DuPont, which licenses the Lycra trademark, will identify sports clothes that meet standards established by the Penn State study with special Lycra Power hangtags.

Tight shorts have long been worn by bicycle racers, weightlifters and gym bunnies. Basketball players who trained in spandex started layering stretchy shorts under their baggy uniforms a few years ago, as did soccer players. Now hikers and runners have a reason to do the same. Converse makes a women's Lycra Power running tight that could be an Alpine skier's bottom layer, and cross-country enthusiasts can wear theirs under knickers.

Amateur athletes focused on achieving their personal best will appreciate looking good, being comfortable and feeling less tired.
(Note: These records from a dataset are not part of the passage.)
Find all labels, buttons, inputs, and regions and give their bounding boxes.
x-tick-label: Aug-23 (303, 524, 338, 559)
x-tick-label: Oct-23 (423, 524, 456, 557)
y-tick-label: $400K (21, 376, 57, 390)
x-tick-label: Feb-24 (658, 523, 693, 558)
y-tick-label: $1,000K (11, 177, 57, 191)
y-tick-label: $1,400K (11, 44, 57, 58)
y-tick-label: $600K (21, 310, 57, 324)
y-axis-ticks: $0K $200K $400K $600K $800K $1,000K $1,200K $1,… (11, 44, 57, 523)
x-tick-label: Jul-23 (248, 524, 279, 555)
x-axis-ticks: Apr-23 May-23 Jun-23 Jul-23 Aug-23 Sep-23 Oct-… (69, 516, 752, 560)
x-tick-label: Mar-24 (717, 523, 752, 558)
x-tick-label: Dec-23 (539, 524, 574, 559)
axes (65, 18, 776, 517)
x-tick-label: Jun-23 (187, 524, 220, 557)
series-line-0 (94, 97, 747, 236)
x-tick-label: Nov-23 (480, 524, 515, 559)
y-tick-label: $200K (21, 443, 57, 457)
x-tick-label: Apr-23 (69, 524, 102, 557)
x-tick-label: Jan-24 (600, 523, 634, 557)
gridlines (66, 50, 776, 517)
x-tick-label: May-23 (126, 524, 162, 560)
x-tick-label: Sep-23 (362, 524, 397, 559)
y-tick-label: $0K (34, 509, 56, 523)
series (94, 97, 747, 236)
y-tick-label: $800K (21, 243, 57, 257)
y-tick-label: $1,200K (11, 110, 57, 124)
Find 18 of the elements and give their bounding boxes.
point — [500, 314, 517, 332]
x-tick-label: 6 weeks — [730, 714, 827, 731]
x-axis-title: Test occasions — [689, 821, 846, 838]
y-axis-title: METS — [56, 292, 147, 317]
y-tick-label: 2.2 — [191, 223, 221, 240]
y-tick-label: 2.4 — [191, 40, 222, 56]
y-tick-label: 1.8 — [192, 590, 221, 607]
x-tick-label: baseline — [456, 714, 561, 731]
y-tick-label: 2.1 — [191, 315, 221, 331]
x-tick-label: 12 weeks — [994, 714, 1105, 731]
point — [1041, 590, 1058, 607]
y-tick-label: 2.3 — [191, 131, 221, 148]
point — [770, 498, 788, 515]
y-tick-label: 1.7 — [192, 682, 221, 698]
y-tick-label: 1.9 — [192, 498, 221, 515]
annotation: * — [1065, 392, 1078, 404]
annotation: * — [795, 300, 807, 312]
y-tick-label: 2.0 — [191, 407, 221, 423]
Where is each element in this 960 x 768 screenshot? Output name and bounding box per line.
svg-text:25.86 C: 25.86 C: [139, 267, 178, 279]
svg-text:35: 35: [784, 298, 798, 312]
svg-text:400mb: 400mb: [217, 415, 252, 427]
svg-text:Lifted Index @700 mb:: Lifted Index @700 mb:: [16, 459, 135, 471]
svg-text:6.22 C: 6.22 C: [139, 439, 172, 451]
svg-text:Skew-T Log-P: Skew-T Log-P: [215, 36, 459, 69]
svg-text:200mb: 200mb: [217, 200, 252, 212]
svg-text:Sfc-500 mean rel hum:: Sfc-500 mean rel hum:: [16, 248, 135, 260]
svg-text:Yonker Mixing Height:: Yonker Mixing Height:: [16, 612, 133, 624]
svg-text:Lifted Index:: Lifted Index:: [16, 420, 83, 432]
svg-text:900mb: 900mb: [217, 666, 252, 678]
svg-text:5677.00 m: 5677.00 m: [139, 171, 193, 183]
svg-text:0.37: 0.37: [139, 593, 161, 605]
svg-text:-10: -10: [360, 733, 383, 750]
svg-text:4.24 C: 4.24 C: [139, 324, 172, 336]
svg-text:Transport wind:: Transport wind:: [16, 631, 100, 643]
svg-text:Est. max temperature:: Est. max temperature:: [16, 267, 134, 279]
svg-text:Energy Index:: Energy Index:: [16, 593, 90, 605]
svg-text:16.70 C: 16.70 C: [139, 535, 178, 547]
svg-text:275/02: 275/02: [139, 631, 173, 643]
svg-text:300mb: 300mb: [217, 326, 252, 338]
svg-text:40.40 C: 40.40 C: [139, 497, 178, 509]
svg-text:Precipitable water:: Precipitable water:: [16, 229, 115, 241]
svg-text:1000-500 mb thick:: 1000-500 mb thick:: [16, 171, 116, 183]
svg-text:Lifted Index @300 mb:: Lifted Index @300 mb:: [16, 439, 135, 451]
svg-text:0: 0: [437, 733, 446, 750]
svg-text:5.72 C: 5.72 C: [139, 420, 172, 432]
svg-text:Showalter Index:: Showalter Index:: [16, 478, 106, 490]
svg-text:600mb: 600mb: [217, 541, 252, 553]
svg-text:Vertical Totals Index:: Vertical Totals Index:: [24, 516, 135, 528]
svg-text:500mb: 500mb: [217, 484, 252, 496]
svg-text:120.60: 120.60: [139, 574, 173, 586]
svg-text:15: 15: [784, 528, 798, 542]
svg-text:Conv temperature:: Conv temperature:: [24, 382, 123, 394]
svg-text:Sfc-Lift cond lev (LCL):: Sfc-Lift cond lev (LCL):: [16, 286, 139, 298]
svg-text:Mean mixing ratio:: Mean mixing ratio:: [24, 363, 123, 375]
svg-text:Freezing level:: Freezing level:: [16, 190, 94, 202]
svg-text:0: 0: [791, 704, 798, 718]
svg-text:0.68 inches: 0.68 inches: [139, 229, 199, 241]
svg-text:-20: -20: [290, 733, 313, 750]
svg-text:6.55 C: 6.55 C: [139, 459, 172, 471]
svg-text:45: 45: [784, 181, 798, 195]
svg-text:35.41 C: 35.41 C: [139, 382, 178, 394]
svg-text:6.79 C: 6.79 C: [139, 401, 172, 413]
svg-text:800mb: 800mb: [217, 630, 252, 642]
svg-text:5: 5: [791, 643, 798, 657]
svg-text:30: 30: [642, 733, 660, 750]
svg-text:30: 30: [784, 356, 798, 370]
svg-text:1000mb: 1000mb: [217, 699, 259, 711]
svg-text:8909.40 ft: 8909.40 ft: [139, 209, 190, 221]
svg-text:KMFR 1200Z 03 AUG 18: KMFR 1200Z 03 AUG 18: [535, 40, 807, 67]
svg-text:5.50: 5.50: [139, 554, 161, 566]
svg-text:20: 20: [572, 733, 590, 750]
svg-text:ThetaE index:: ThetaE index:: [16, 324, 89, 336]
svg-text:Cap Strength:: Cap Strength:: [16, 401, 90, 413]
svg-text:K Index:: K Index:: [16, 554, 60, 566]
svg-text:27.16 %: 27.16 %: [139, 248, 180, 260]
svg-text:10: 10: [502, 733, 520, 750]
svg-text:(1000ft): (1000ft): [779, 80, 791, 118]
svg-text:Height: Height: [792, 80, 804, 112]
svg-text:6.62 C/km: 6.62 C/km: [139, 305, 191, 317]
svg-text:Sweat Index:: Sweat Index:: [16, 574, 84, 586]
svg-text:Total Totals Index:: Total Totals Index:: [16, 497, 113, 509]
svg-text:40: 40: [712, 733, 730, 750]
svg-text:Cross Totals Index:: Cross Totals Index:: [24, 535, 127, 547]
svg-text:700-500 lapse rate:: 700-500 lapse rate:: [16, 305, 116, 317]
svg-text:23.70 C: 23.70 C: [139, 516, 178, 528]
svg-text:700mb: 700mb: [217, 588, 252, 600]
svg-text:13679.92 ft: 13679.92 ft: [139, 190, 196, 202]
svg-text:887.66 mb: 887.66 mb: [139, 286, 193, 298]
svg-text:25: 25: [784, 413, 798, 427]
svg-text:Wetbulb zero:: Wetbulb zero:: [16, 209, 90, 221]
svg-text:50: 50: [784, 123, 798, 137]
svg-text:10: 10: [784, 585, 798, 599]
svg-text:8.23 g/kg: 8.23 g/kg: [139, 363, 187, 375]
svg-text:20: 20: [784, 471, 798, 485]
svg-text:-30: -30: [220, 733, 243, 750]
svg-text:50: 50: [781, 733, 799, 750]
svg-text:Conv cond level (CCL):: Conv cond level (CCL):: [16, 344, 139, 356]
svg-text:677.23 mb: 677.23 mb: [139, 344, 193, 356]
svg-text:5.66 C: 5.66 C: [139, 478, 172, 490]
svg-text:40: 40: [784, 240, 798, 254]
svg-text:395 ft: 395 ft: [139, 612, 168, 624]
And that's something to lift a latte to.

For information on stores selling Lycra Power sports garments, call (888) 932-7294.

Road Test: Oprah Winfrey and model Lauren Hutton were trading tips on a recent fashion-themed show when Hutton suggested that Hanes Alive support hose sucked up bulges when worn under pants, so women who wanted to fool the world into believing they were natural sylphs need only cut off the feet of their pantyhose.

Lauren, you devil!

Even in a season when sheer fabrics are so plentiful that camisoles and body liners have become hot--and very necessary--items, a flash of naked ankle can be sexy. And the shoes of the season--slides, mules and ankle-strapped sandals--are meant to be worn with bare toes.

So we decided to road-test Hutton's tip.

The good news is, if you're addicted to the slimming effect of support hose, they don't suffer from being cut off. In a way, then, Hutton's suggestion worked.

But the soft brush of silk or linen trousers against the skin in summer can be as refreshing as a breeze. Why muck up that pleasure with a tight, hot layer underneath? To look a millimeter trimmer?

Hanes also makes a body-contouring nylon and spandex pantyhose meant to be worn under trousers that include panels designed to flatten the tummy and smooth jiggling thighs.

The Smooth Illusions Custom Contours feature a heavier, almost girdle-like fabric above the knee and a sheer lower leg. When cut, they had an annoying way of curling up to the knee, so unless you have piano-leg calves in need of help, it's probably best to amputate just below the lace band that separates the heavier and lighter textures.

The Smooth Illusions felt less strangulating than the Hanes Alive, but the discomfort of the pantliners was great enough to prompt a meditation on the power of inner beauty, which the no-longer-young Hutton has long credited for her success.